Saldırının duyulmasının ardından Türkiye'deki bütün basın yayın organları, haberi ve ilerleyen gelişmeleri "son dakika" olarak verdi. Bunun üzerine tüm Türkiye'de protesto gösterileri düzenlendi ve yüzlerce kişi askere gitmek için askerlik şubelerine dilekçe verdi. Gösterilere sivil toplum kuruluşları ve siyasi parti temsilcileri de katıldı.[14][15]
Cumhurbaşkanı Abdullah Gül, İstanbul Kongre Merkezi'nde düzenlenen 27. İSEDAK Toplantısı öncesinde saldırı ile ilgili yaptığı ilk değerlendirmede ilk kez "intikam" sözcüğünü kullanmış, "saldırının intikamının çok büyük olacağını ve misliyle alınacağını" dile getirmiştir.[16][17]
Başbakan Recep Tayyip Erdoğan'ın, birçok bakanın, MİT müsteşarının ve Genelkurmay ikinci başkanının katıldığı bir toplantının ardından Erdoğan bir konuşma yapmıştır. Konuşmasında zaiyata açıklık getirmekle beraber, hükûmetinin asla geri adım atmadığını ve atmayacağını, terörü açıkça veya dolaylı olarak destekleyenlerin cezalandırılacağını söyledi. Ayrıca hükûmeti eleştiren muhalefeti de sağduyuya davet etti ve Türkiye'nin asla bölünmeyeceğini belirtti.[18][19]
Saldırıların ardından Cumhuriyet Halk Partisi (CHP) Genel Başkanı Kemal Kılıçdaroğlu bir basın toplantısı düzenledi. Konuşmasında ölen askerlerin sorumlusunun Recep Tayyip Erdoğan olduğunu, hükûmetin görevini yerine getirmediğini ve çözüm aramak yerine eleştiri yaptığını belirtti. Kemal Kılıçdaroğlu konuşmasında, hükûmetin terör sorununu çözmekten aciz olduğunu belirterek TBMM'de bir terör komisyonunun kurulması gerektiğini söyledi. 20 Ekim 2011 tarihinde tekrar açıklama yapan Kemal Kılıçdaroğlu, sözlerinin çarpıtıldığını ve hükûmetin çözüm önerileri olduğu takdirde tam destek vereceklerini açıkladı.[20] Mecliste konunun görüşülmesi esnasında kimi zaman gerginlik yaşandı.[21] Milliyetçi Hareket Partisi Genel Başkanı Devlet Bahçeli ise "olağanüstü hal" ilan edilmesini talep etti.[22][23]

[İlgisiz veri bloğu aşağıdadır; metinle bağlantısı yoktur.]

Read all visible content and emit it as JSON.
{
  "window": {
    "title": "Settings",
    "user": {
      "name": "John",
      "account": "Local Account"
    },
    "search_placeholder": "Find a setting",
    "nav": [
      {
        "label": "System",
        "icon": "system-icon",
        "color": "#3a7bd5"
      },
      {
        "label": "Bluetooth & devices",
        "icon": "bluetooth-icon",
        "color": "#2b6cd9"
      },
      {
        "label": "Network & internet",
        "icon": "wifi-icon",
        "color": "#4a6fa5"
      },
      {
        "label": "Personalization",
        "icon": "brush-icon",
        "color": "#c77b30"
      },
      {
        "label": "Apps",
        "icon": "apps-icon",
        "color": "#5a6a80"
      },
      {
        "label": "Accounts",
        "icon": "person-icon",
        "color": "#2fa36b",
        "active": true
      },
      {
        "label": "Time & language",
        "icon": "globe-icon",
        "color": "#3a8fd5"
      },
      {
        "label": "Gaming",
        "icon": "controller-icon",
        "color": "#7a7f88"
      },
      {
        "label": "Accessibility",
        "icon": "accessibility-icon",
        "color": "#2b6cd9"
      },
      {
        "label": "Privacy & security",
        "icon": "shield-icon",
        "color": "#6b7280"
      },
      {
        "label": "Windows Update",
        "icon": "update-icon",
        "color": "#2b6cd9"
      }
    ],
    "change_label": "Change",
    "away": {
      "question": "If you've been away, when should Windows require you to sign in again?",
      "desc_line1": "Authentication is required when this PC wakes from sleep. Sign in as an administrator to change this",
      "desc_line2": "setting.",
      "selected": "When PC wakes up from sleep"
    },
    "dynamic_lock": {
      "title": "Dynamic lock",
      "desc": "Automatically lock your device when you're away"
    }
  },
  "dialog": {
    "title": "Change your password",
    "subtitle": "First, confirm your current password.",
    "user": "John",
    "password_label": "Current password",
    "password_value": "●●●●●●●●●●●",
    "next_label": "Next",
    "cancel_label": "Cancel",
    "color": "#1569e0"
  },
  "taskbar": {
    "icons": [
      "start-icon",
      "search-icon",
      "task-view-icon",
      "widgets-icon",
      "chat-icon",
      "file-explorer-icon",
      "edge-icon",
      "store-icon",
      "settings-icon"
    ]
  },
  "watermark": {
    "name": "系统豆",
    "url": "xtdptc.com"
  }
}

Barış ve Demokrasi Partisi (BDP), saldırıyla ilgili yaptığı yazılı açıklamada PKK ve hükûmete "savaşı durdurma" çağrısında bulundu.[24] Bu çağrı üzerine Başbakan Recep Tayyip Erdoğan, "Onların ağzına barış ifadesi yakışmıyor!" diyerek tepki gösterdi.[25] 22 Ekim 2011 tarihinde Barış ve Demokrasi Partisi'nin Diyarbakır'daki kongresinde konuşan BDP Eş Genel Başkanı Gültan Kışanak, meydana gelen çatışmanın "terör" değil, "hak isteyenlerle vermeyenler arasındaki bir savaş" olduğunu öne sürdü.[26]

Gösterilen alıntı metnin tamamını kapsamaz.